Beweisen diese Texte (2. Korinther 13:14 und Matthäus 28:19), daß der „heilige Geist“ die „dritte Person“ der Dreieinigkeit ist? Besagen sie, der Vater, der Sohn und der heilige Geist seien nur e i n Gott? Nein, denn sie erwähnen lediglich den Vater, den Sohn und den heiligen Geist, sagen aber nichts darüber aus, in welchem Verhältnis diese zueinander stehen.

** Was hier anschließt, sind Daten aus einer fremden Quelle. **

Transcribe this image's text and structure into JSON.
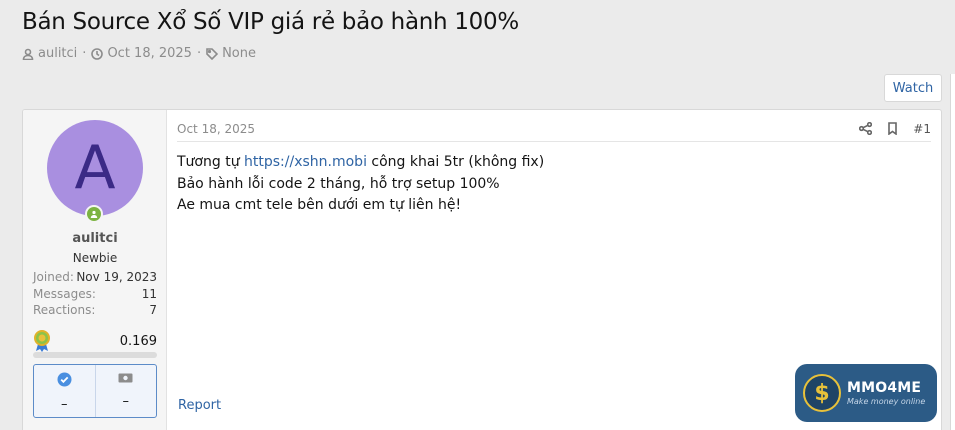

Ferner ist die Tatsache, daß im „Namen“ des heiligen Geistes getauft werden soll, kein Hinweis darauf, daß der Geist eine Person wäre. Selbst Trinitarier geben zu, daß das Wort „Name“ in Matthäus 28:19 nicht auf einen persönlichen Namen hindeutet. Der Gräzist A. T. Robertson sagt dazu in dem Werk Word Pictures in the New Testament (Bd. I, S. 245): „Das hier verwendete Wort Name ([griechisch] ónoma) wird in der Septuaginta und in den Papyri allgemein gebraucht und steht für Macht und Autorität.“ Daß die Anwendung des Wortes „Name“ nicht notwendigerweise auf das Vorhandensein einer Person hindeutet, könnte man durch die deutsche Redewendung „im Namen des Gesetzes“ veranschaulichen. Niemand, der mit der deutschen Sprache vertraut ist, würde daraus schließen, das Gesetz sei eine Person. Die Redewendung bedeutet einfach „in Anerkennung dessen, was das Gesetz vertritt“, seine Autorität. Genauso bedeutet die Taufe „im Namen des Geistes“, daß dieser Geist sowie seine Quelle und seine Funktionen anerkannt werden.

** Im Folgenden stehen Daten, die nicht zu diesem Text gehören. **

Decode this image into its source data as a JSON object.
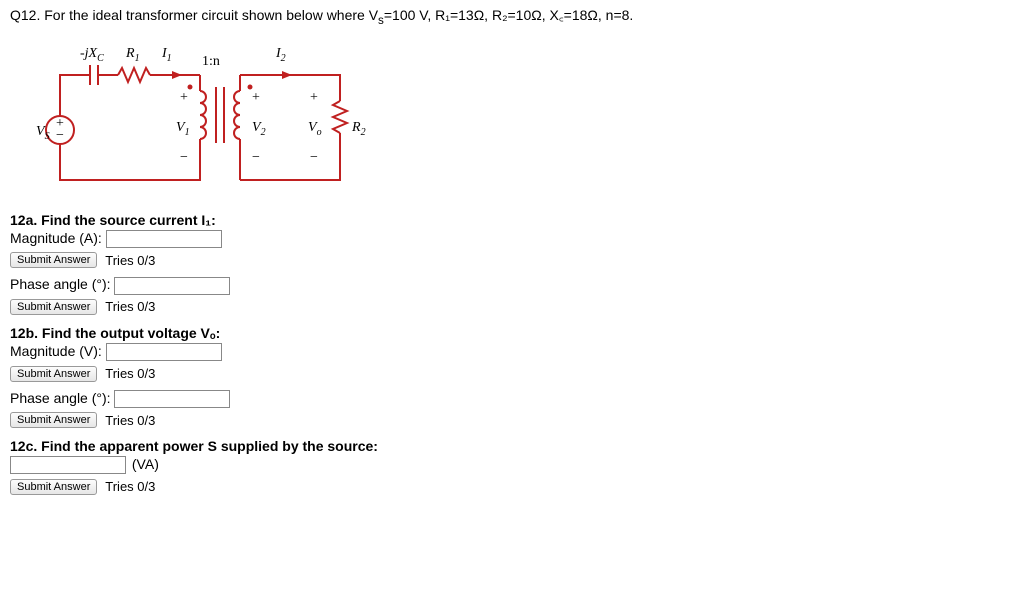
{
  "question": {
    "header": "Q12. For the ideal transformer circuit shown below where V",
    "params_text": "=100 V, R₁=13Ω, R₂=10Ω, X꜀=18Ω, n=8.",
    "sub_s": "s"
  },
  "circuit": {
    "cap_label": "-jX",
    "cap_sub": "C",
    "R1": "R",
    "R1_sub": "1",
    "I1": "I",
    "I1_sub": "1",
    "ratio": "1:n",
    "I2": "I",
    "I2_sub": "2",
    "Vs": "V",
    "Vs_sub": "S",
    "V1": "V",
    "V1_sub": "1",
    "V2": "V",
    "V2_sub": "2",
    "Vo": "V",
    "Vo_sub": "o",
    "R2": "R",
    "R2_sub": "2",
    "plus": "+",
    "minus": "−"
  },
  "parts": {
    "a_title": "12a. Find the source current I₁:",
    "a_mag": "Magnitude (A):",
    "a_phase": "Phase angle (°):",
    "b_title": "12b. Find the output voltage Vₒ:",
    "b_mag": "Magnitude (V):",
    "b_phase": "Phase angle (°):",
    "c_title": "12c. Find the apparent power S supplied by the source:",
    "c_unit": "(VA)"
  },
  "buttons": {
    "submit": "Submit Answer"
  },
  "tries": "Tries 0/3"
}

DER „HELFER“ — KEINE PERSON
Was ist aber dazu zu sagen, daß die Bibel vom Geist als von einem „Helfer“, „Tröster“ oder „Anwalt“ spricht und in dieser Verbindung das Fürwort „er“ gebraucht? Könnte davon nicht der Beweis abgeleitet werden, daß der Geist tatsächlich eine Person ist? Man beachte folgendes:
Die Luther-Bibel gibt die Worte Jesu in Johannes 16:7, 8, 13 wie folgt wieder: „Wenn ich nicht hingehe, so kommt der Tröster [parákletos] nicht zu euch. Wenn ich aber gehe, will ich ihn zu euch senden. Und wenn derselbe kommt, wird er der Welt die Augen auftun ... Wenn aber jener, der Geist der Wahrheit, kommen wird, der wird euch in alle Wahrheit leiten“ (rev. Text, 1964).

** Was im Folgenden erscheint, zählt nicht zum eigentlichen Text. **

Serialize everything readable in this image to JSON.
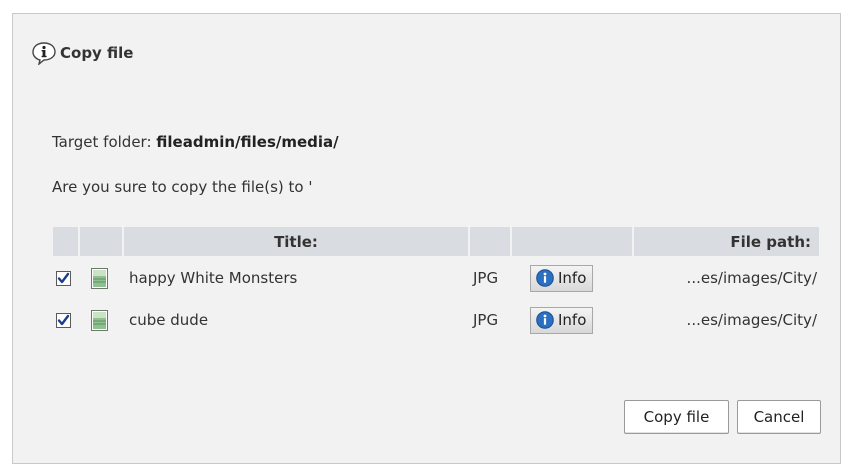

In bezug auf diese Stelle wird in der New Catholic Encyclopedia (Bd. 13, S. 575, 576) gesagt: „Der heilige Johannes sieht in dem Geist so deutlich eine Person, die die Stelle Christi in der Kirche einnimmt, daß er mit Bezug auf den Geist ein maskulines Pronomen [ekéinos] verwendet, obgleich ... [pneuma, Geist] sächlichen Geschlechts ist (16.8, 13-16). Daraus wird deutlich, daß der heilige Johannes den Heiligen Geist für eine Person hielt, die vom Vater und vom Sohn zu unterscheiden ist und die mit dem verherrlichten Sohn und dem Vater in den Treuen gegenwärtig und tätig ist (14.16; 15.26; 16.7).“
Gebrauchte Johannes aber tatsächlich das männliche Fürwort, obgleich das griechische Wort für „Geist“ sächlichen Geschlechts ist? Beabsichtigte er zu zeigen, daß der Geist wirklich eine Person sei? Worauf bezieht sich das Fürwort „er“? Bezieht es sich nicht auf das Wort „Tröster“? Ja, und das so wiedergegebene Wort lautet parákletos und ist im Griechischen männlich. Johannes gebrauchte daher zu Recht männliche Fürwörter in diesem Text, da es die Grammatik erforderte.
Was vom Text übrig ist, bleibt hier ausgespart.